Jane Fonda, who has come to Cannes to present the Hal Ashby film "Coming Home", talks about the subject of the film, the former soldiers who came home from Vietnam mutilated or handicapped. She then talks about her political activities throughout her life.

Media type :
Broadcast date :
28 mai 1978
Source :

Transcription

Michel Drucker
Jane Fonda a tenu sa promesse. Elle avait dit qu'elle viendrait à Cannes pour parler du film de monsieur Ashby "Coming Home", "Retour", qui est un film important. Et elle me rappelait, avant que la caméra ne revienne sur nous que pour un autre film, elle ne serait peut-être pas venue. Ce film est beaucoup plus important, pour vous, que tous les autres, même "Julia". Car "Julia", c'est un film d'actrice, alors que "Coming Home", c'est un autre film pour vous ?
Jane Fonda
C'était un travail d'amour qui a duré cinq ans, et c'est un film qui me touche profondément.
Michel Drucker
Alors, pour rafraîchir, peut-être, la mémoire d'une certaine génération, je parle des français, on peut peut-être dire ce qu'est ce film, "Coming Home", dont la toile de fond, c'est le Viêt-Nam.
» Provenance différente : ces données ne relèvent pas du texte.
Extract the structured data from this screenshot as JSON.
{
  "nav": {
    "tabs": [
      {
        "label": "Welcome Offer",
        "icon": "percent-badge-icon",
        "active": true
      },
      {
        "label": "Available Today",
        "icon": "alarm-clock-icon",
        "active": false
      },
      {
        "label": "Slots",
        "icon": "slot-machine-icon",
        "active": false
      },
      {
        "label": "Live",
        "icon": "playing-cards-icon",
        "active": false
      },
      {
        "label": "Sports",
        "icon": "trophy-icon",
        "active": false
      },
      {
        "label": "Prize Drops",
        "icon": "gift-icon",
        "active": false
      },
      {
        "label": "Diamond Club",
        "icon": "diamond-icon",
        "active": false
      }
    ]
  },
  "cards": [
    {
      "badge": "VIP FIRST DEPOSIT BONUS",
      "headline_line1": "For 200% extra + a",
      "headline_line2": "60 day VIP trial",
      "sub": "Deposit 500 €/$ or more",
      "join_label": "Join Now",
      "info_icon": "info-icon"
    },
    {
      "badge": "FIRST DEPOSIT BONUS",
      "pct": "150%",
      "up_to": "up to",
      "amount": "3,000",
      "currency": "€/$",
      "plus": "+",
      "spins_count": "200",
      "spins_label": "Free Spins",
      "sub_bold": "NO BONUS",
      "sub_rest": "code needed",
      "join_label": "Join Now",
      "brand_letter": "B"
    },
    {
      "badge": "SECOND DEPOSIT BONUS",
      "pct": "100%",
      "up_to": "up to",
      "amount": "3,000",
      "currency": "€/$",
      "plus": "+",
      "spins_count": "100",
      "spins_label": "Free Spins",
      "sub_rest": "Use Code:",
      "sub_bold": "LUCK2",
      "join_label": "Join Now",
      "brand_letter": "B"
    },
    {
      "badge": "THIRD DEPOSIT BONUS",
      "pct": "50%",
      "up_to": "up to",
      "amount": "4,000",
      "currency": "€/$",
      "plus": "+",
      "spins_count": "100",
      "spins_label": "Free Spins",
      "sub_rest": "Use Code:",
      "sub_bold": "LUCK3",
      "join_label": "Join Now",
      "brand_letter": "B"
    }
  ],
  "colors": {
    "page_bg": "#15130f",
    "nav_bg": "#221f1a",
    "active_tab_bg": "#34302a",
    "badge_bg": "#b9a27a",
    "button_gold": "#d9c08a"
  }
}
Vous savez que les français ont eu, eux aussi, une guerre qui les a beaucoup marqué, il y a quelques années. C'était la guerre d'Algérie. Est-ce que le Viêt-Nam, pour les américains de la jeune génération, dix ans après, ça veut encore dire quelque chose ? Est-ce qu'ils se sentent concernés, les jeunes américains ? Et est-ce que ce film va les faire réfléchir, dix ans après ?
Jane Fonda
D'après les réactions qu'on a déjà eues aux Etats-Unis où le film est sorti depuis trois mois, d'après les lettres que je reçois, comme je n'ai jamais reçu depuis tous les trente films que j'ai faits, oui, le film touche profondément, et fait réfléchir les gens. Ils se demandent où ils étaient en 68, et pourquoi ils n'ont pas compris davantage. Pas seulement la guerre mais le problème des anciens combattants qui existe toujours. Mais aussi, c'est un film sur les gens handicapés et ça fait réfléchir aussi sur ces gens-là, et les problèmes, et le fait que malgré le fait qu'ils soient peut-être paralysés ou dans des chaises roulantes, ils sont des gens sexuels, des gens avec tous les problèmes, les joies, les douleurs de nous tous.
Michel Drucker
Indépendamment du problème politique du film et du Viêt-Nam, est-ce que vous aviez déjà réfléchi, avant ce film, sur les problèmes des handicapés physiques et des paraplégiques ? Vous en aviez rencontré, avant ?
Jane Fonda
Oui, j'ai connu des soldats qui sont revenus du Viêt-Nam, paralysés. Et c'est d'ailleurs à cause de mes contacts avec eux et mes expériences avec ces gens-là que je voulais faire un film sur ce sujet. J'ai connu un soldat qui était paralysé d'ici en bas, et qui m'a dit : " J'ai perdu mon corps mais j'ai gagné ma tête et mon esprit ". Et ça m'a fait réfléchir que quelquefois, ce n'est pas les blessures physiques qui sont les plus graves. Si des gens blessés de corps peuvent avoir le courage de regarder avec une optique plus objective la guerre, ils peuvent dire : " Peut-être, j'ai eu tort ", tandis qu'il y a des soldats qui sont revenus avec le corps intact mais qui gardent encore le mythe de ce que c'est d'être un héros, d'un homme fort et tout ça.
Michel Drucker
Dans ce film, "Coming Home", de monsieur Ashby, Sally, c'est une petite bourgeoise californienne qui prend conscience des réalités d'une certaine vie et des problèmes graves, notamment ceux des combattants du Viêt-Nam, et qui change complètement sa façon de penser au contact de ces anciens combattants. C'est un petit peu ça. Est-ce qu'on peut considérer qu'à la fin de ce film, elle n'est plus tout à fait la même qu'elle était au début ?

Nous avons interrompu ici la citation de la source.